Zusätzlich empfiehlt sich der immowelt-Mietpreisrechner als zweite Quelle. Vorteil: Dieser berücksichtigt die Größe und Zustand der Wohnung.
Wenn eine Wohnung eine Nettokalt-Rendite von weniger als 5% hat, solltest Du sie nicht erwerben. Damit fallen viele Immobilien aus den besten Lagen heraus. Hier solltest Du immer einen Kompromiss finden zwischen Lage (Makro- und Mikroanalyse) und der Rendite.
Netto-Rendite: Die Verfeinerung der Rendite-Kennziffer
Die Renditeschätzungen kannst Du weiter verfeinern bis hin zur Netto-Rendite.
Netto-Rendite = Nettoeinnahmen / Gesamtkaufkosten
Diese lässt sich bereits aus Online-Inseraten mit folgenden Werten schätzen. Ersetze in der Formel die Nettoeinnahmen und Gesamtkaufkosten mit folgenden Werten:
Nettoeinnahmen = (Mietpreis – Kreditzinsen) x 0.58 – 0.25 x Nebenkosten – Anzahl der Quadrameter
Die Nettoeinnahmen basieren auf Schätzungen:
Zur Erklärung der einzelnen Posten:
- Kreditzinsen: Hier solltest Du vor der Immobiliensuche prüfen, welche Zinsen Du momentan ungefähr zahlen müsstest (Vorschlag für die Kredit-Parameter: Tilgung von 2%, Zinsbindung von 10 Jahren, 90% Finanzierung). Dies geht z.B. bei Check24. Dazu musst einmal (virtuelle) Immo-Daten und Deine realen persönlichen Daten eingeben und bekommst dann mehrere Angebote von Banken.
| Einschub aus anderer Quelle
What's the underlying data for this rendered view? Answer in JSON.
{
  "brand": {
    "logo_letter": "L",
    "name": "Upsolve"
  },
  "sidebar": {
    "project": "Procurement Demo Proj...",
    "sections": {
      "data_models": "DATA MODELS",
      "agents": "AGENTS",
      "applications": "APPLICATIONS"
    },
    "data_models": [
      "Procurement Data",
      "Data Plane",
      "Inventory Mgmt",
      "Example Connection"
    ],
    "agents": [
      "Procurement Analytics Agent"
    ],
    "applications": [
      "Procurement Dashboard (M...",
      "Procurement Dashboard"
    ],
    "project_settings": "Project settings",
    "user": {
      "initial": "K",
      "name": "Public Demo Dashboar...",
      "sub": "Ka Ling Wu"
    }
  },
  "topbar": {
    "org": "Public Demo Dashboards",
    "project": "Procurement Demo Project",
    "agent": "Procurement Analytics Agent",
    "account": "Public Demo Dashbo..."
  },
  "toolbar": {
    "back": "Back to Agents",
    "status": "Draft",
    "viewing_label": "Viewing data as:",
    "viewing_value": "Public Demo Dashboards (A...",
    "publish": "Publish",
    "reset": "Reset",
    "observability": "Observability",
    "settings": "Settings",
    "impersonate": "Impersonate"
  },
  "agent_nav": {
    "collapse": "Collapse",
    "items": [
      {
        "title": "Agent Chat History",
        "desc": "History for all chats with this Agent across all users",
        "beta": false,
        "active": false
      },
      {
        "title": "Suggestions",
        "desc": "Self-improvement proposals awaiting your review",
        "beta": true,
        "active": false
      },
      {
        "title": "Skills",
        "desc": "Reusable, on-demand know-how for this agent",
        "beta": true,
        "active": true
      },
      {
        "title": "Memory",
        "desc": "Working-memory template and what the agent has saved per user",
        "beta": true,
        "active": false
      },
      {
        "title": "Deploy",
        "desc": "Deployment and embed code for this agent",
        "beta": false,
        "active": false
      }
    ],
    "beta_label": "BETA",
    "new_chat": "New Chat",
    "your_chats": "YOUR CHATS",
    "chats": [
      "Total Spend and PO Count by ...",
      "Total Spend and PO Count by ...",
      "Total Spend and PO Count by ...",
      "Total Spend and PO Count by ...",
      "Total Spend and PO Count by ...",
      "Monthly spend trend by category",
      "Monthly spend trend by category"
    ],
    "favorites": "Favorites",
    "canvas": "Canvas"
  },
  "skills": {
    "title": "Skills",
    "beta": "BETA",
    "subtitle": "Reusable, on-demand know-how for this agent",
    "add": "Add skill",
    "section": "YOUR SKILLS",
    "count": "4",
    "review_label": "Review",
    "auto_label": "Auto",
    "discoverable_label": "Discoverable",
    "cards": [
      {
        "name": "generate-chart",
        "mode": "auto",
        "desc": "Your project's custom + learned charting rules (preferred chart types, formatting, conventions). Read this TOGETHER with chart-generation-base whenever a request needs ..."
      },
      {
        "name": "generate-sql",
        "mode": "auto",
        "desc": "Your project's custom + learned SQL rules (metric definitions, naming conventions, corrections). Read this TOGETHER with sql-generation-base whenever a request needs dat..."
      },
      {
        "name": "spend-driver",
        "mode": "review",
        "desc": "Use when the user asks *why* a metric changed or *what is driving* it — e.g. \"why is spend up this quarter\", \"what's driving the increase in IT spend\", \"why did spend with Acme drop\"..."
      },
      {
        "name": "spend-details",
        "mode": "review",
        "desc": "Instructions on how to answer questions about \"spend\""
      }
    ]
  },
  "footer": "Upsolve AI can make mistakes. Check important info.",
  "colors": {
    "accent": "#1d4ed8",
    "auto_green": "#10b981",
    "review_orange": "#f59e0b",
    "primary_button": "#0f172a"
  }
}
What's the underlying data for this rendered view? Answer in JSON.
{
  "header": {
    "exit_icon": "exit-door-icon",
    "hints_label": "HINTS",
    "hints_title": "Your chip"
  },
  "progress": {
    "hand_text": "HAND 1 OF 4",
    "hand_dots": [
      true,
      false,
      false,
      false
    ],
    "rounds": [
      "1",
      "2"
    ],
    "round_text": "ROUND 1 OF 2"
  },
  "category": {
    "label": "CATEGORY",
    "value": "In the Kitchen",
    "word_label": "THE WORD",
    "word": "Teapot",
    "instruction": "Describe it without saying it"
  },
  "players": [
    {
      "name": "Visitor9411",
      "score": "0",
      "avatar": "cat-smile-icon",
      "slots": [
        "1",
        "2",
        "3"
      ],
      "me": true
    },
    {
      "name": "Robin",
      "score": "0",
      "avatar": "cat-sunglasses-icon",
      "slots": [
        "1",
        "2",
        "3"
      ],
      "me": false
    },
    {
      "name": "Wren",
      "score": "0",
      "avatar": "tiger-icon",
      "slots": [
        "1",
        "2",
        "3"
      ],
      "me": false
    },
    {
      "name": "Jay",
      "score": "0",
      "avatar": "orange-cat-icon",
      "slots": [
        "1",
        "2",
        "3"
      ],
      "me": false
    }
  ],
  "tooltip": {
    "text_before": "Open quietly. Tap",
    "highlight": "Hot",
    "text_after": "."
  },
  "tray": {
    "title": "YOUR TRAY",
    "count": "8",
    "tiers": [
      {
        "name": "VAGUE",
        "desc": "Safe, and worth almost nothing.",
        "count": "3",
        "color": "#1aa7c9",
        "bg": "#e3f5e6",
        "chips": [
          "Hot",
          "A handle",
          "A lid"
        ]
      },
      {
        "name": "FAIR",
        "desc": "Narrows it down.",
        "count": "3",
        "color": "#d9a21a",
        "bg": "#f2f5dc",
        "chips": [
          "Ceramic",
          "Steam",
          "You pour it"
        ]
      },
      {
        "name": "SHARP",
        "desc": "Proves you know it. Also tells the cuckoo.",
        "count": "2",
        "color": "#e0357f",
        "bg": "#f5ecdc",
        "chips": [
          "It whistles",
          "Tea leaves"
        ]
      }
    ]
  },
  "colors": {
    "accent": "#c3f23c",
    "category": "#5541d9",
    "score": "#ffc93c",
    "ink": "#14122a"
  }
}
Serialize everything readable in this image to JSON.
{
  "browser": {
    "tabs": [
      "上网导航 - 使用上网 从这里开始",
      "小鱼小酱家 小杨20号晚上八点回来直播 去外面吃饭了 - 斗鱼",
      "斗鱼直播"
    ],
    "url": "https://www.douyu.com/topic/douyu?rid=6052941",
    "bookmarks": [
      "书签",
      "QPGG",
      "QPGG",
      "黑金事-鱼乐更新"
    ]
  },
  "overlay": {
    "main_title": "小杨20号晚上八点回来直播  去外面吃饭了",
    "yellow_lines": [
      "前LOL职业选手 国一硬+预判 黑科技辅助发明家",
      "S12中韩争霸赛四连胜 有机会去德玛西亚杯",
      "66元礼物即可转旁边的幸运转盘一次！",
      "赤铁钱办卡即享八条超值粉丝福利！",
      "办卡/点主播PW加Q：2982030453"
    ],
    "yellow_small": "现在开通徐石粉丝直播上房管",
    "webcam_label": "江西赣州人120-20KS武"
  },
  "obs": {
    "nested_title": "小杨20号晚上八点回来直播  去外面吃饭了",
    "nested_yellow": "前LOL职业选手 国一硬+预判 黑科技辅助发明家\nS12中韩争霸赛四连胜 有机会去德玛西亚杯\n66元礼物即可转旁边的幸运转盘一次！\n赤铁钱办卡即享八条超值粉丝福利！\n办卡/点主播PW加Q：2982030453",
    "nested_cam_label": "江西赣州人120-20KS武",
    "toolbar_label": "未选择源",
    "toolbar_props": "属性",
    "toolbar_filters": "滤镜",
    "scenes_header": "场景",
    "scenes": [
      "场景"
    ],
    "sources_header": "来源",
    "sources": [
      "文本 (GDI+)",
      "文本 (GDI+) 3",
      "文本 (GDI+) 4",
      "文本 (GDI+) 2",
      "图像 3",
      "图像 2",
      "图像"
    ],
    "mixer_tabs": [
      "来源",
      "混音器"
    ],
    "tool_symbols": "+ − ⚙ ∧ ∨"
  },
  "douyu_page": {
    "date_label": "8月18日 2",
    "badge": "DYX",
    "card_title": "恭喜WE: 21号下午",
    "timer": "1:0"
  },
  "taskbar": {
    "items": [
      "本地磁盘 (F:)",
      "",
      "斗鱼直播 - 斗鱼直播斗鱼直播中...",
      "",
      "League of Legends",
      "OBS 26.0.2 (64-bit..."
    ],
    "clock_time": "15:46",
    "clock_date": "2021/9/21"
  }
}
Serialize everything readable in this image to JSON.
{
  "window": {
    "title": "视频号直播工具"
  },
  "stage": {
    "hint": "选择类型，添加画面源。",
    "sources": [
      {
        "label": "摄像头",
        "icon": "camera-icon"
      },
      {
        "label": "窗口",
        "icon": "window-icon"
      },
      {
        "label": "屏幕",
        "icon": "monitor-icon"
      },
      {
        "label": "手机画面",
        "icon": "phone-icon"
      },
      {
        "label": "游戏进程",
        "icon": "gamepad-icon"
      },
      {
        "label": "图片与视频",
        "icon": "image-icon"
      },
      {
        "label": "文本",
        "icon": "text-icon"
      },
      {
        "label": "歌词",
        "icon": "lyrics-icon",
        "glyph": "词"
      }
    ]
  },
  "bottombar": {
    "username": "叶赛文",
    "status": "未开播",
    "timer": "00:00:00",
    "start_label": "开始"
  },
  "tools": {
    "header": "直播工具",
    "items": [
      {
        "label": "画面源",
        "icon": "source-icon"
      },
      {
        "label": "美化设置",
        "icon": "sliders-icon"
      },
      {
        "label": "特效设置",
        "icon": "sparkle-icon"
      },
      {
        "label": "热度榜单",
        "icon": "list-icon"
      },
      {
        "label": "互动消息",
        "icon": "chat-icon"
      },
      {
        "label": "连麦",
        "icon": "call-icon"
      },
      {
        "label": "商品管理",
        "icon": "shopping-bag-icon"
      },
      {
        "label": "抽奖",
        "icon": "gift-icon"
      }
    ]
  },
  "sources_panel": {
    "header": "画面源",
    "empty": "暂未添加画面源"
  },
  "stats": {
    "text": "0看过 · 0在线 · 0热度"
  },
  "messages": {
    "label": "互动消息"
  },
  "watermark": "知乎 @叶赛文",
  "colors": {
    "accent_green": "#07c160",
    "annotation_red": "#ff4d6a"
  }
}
- 0.58: Einnahmen, die nach der Steuer übrigbleiben. Wenn Du weniger als 42% Grenzsteuer zahlst (oder mehr), musst Du diesen Faktor für Dich anpassen.
- 0.25 x Nebenkosten: Ganz grobe Daumenregel für den nicht umlegbaren Nebenkostenanteil. Wenn Du vom Verkäufer/Makler genauere Informationen bekommst, solltest Du natürlich diese verwenden.
- Anzahl der Quadrameter: Man rechnet mit 1 Euro / qm / Monat, die man für etwaige Renovierungen ansparen sollte. Das kann bei der Netto-Rendite gleich berücksichtigt werden. Bei einer sehr neuen Wohnung reichen ggf. auch 50 Cent / qm / Monat aus.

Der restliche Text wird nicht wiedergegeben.